Last night mom gave me medicine. One of those people, who would rather take pill like cold medicine than the liquid shit. It’s less disgusting and the after taste doesn’t last for hours on end. And telling yourself act like you’re already 21 and its alcohol, doesn’t work anymore. Trust me, I’ve tried every thought to not make myself want to vomit some of this stuff (sorry) and haven’t found something to calm me down. I just hate all medicine to be honest with you. I hardly take painkillers anymore because I want to feel strong enough to get through it on my own. If I do ask for anything, I don’t just go to my strong stuff. I’d rather have about two Advils. Something that happened last night that got me thinking, a little after I laid down from having my medicine my back and right foot started acting up. They started twitching almost unbearable. I had to wrap my left foot around my right foot just to feel some comfort. My back had some spasms underneath my shoulder blades. I was in one strange position on my bed. I was slightly turned to my left on my hips and my back was flat on the bed. My feet were twisted a little. It’s hard to explain, but I was going to get through this pain without medicine and I had just ended my prayers and I didn’t think God needed to read this last problem I had, I was going to get through myself.
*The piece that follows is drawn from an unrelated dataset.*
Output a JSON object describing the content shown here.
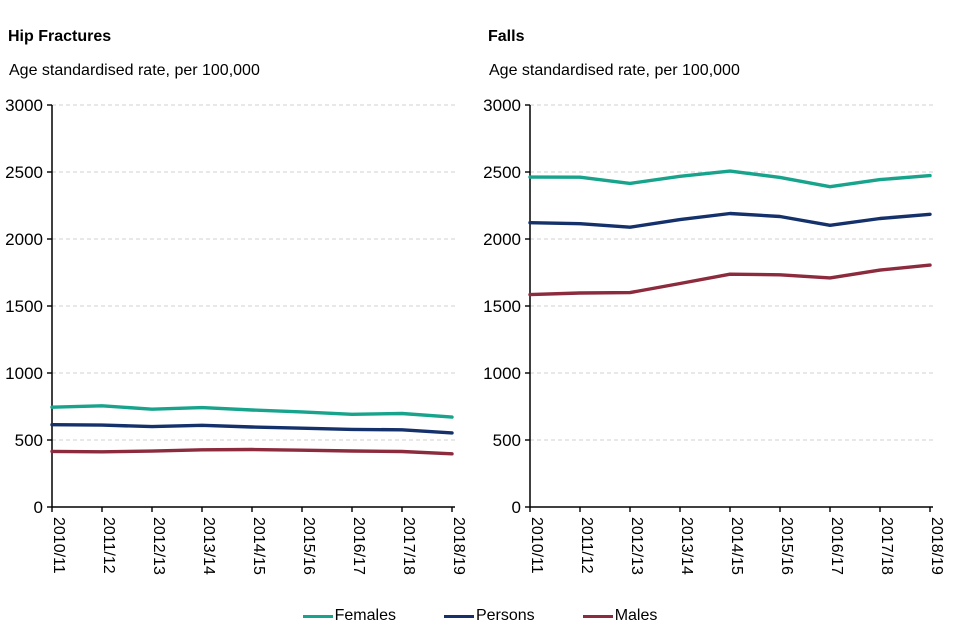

I expected a sleep-less night. I managed to go to sleep. But I woke up at 5am and surprisingly went to back to bed to only get waken up by my mom to take me to the bathroom before she went back to sleep. By this time, I had a massive headache after actually going back to sleep after waking up at 5am. After, she tucked me back in my bed and I passed back out. I forgot to tell her about the pain last night. She still doesn’t know, actually nobody knows until now. I don’t remember telling her anything really. I was tired, so I was probably half asleep because after she put back in my bed I passed back out and didn’t wake back up until 10am. My phone kept exploding (vibrating) so I got tired of it and just opened it to see all these tweets of my wonderful friends. Most were #FF’s (Follow Friday) I’d been included in and I haven’t gotten that much in a long time. I love them, they’re awesome people!